Jesus loves the death penalty

Special edition:

I'm posting a few days early this week because tonight Austin's First Baptist Church is putting Jesus on Trial under Texas death penalty laws. The program, developed around Mark Osler's book “Jesus on Death Row: The Trial of Jesus and American Capital Punishment” is designed to challenge Christians to think about the death penalty. Osler proposed the trial after the church's pastor Roger Paynter delivered a sermon on Sandy Hook that proposed gun control and better awareness of mental health.

Surprisingly for many Texans, Painter is still pastor of the church. But we should remember it is the First Baptist Church of Austin, which isn't really Texas but a mecca for liberalism and sin in a state where our bibles are almost as big as our belt buckles.

The trial will be free to attendees, and I'm all for it. I've always thought it odd that Texas and our esteemed Governor Perry rushed to kill health care to women to stop abortions but can't wait to shuffle us off to lethal injection once we emerge from the womb. We have dispatched more former fetuses than any other state.

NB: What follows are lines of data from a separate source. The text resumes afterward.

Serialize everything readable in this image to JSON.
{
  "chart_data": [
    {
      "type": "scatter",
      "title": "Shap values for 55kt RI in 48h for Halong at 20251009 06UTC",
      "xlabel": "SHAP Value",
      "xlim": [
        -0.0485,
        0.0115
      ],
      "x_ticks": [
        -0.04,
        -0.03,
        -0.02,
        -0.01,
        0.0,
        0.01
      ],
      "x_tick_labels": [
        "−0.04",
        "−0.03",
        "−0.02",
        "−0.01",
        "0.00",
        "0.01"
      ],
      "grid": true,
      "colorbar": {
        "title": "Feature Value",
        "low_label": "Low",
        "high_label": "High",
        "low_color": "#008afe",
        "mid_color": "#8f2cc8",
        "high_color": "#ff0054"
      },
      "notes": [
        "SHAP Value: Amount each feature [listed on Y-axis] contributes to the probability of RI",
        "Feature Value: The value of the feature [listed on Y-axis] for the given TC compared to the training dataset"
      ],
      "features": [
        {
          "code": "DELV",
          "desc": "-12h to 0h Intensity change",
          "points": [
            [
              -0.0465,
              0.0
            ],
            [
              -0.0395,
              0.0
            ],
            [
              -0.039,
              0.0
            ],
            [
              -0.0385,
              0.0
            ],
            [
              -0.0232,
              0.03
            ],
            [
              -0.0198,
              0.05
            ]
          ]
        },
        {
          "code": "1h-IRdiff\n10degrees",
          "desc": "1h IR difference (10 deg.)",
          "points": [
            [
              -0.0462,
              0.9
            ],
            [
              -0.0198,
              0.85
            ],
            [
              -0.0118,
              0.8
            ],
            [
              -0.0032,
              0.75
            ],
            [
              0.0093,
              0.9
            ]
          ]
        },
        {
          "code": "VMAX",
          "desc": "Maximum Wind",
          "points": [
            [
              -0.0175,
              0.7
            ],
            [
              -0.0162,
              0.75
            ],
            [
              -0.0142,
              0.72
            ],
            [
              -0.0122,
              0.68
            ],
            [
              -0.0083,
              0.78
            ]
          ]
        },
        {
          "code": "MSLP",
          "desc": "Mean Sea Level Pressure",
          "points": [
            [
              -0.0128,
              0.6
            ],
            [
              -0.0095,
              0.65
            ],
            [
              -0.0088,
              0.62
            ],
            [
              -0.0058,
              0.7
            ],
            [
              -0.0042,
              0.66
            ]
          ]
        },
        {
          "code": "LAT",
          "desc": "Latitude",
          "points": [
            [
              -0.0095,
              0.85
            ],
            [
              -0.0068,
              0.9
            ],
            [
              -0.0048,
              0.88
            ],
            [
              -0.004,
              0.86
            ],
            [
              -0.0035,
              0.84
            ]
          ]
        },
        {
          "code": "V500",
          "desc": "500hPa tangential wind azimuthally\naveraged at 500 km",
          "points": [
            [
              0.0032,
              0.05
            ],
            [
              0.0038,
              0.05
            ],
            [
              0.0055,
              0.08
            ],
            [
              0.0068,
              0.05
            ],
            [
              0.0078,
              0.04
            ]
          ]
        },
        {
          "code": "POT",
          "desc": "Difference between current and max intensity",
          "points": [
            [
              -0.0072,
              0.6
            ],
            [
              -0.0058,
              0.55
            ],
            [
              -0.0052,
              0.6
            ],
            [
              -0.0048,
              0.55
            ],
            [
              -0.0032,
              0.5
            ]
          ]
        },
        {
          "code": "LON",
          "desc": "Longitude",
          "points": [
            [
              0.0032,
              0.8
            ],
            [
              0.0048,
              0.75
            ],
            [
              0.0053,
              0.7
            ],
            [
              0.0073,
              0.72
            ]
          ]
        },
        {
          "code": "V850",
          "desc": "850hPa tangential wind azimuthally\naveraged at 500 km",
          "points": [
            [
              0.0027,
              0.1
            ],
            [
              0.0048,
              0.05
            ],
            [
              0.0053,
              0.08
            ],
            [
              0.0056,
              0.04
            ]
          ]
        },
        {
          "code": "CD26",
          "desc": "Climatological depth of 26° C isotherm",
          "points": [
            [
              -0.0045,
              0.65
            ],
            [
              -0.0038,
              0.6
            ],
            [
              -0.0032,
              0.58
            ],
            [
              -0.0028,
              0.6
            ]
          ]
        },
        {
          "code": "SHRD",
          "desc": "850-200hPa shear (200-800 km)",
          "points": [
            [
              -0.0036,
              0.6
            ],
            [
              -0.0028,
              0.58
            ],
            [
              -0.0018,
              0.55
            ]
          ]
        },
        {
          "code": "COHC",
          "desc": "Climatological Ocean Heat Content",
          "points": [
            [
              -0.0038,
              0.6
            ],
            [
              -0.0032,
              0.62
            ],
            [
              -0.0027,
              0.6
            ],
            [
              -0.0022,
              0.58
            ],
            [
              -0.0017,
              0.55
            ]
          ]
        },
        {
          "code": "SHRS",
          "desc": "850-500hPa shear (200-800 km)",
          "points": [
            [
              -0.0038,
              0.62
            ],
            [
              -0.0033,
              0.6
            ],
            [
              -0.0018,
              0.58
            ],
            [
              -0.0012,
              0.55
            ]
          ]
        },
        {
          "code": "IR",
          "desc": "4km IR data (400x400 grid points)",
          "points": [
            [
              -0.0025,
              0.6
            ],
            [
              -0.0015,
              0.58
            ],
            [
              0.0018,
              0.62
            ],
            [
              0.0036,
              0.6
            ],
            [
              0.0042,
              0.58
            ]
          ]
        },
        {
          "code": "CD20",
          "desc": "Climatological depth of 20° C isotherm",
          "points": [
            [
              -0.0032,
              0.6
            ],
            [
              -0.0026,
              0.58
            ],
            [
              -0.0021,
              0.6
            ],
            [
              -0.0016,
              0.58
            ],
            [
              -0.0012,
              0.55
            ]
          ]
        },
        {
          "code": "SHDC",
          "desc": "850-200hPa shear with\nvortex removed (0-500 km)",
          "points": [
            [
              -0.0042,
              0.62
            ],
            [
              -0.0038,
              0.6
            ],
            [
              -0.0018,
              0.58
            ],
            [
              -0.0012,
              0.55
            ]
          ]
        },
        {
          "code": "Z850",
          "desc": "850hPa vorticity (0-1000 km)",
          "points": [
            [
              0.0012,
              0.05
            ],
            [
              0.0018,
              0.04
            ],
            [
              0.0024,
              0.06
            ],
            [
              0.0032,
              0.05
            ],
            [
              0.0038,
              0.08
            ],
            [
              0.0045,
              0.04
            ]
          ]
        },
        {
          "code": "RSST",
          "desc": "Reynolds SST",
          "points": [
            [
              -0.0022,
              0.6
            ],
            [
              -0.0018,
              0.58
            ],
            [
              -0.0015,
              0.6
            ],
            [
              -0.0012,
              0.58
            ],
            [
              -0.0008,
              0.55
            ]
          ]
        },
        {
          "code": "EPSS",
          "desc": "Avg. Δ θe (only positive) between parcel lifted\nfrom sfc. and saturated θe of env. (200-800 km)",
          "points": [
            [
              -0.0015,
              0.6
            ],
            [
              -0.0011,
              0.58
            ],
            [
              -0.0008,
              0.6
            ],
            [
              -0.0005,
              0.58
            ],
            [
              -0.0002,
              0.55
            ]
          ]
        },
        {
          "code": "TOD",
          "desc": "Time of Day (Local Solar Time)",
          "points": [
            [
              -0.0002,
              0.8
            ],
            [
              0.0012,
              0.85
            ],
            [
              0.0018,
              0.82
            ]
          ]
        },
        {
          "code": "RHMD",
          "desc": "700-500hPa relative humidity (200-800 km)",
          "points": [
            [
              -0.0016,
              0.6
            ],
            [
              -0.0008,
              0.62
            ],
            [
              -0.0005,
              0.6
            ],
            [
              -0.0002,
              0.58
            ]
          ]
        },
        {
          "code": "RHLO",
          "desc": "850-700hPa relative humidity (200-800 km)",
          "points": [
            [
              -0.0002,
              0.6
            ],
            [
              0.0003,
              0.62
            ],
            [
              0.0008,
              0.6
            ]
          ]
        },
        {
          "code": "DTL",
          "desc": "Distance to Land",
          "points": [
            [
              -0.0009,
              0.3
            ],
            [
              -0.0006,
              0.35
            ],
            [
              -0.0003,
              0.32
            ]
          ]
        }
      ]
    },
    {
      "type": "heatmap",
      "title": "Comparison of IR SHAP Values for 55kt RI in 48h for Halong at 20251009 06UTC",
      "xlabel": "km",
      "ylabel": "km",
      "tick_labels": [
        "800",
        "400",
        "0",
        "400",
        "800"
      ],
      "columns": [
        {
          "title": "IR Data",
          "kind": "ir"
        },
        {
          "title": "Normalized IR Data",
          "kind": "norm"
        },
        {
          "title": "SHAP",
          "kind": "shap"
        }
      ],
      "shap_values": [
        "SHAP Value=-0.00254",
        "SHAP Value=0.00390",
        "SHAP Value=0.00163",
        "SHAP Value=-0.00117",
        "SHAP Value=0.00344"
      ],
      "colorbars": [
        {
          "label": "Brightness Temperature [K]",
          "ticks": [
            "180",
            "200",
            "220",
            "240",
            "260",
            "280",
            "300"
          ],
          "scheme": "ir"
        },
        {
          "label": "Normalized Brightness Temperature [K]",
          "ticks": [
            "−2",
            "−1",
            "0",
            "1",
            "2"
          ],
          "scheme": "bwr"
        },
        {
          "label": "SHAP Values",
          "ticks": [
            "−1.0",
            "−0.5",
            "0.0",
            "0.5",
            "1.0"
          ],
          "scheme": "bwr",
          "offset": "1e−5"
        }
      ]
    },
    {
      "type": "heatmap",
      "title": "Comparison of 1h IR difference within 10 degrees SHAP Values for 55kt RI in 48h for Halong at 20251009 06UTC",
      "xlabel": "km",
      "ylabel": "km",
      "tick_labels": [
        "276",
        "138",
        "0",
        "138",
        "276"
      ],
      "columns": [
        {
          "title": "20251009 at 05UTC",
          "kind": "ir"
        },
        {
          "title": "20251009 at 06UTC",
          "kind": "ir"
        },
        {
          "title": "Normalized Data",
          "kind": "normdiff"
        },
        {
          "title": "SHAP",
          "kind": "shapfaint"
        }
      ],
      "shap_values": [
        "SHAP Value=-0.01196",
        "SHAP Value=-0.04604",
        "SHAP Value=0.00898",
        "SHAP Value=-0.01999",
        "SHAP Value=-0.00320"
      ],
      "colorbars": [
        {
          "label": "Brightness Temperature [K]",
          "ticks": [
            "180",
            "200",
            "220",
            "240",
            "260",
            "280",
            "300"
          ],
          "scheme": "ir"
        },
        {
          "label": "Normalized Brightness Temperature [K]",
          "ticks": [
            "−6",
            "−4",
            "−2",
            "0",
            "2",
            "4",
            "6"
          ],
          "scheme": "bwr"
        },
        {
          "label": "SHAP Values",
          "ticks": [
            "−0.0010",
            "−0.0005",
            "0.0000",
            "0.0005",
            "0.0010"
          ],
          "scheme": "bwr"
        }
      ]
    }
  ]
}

On the other hand, I'm not sure what the trial will add to our thinking about capital punishment, especially in Texas, where our hat brims are bigger than our brains. I'm pretty sure we're for it, because Jesus was for it. You can ask any Texan, at least outside of Austin, and we can give you three reasons why we love our death penalty:

  • Without the death penalty we couldn't preserve our second amendment rights. Don't ask me to explain this. If you lived here you would understand.
  • Without the death penalty, we couldn't be saved. You don't have to be from Texas to understand this, you just need to read your Bible. If the Romans didn't have the death penalty, Jesus would have died of old age in prison and God would make us pay for our sins.
  • If it was good enough for Jesus, it's good enough for the lowlifes who deserve it.

That being said, if you have a chance to attend, I encourage you to do so, and not just because it will probably be more entertaining than hoops or listening to MacWhiney complain about her life on Gray's Anatomy. Jesus encouraged believers to open their minds. It's not his fault that so many of us aren't listening.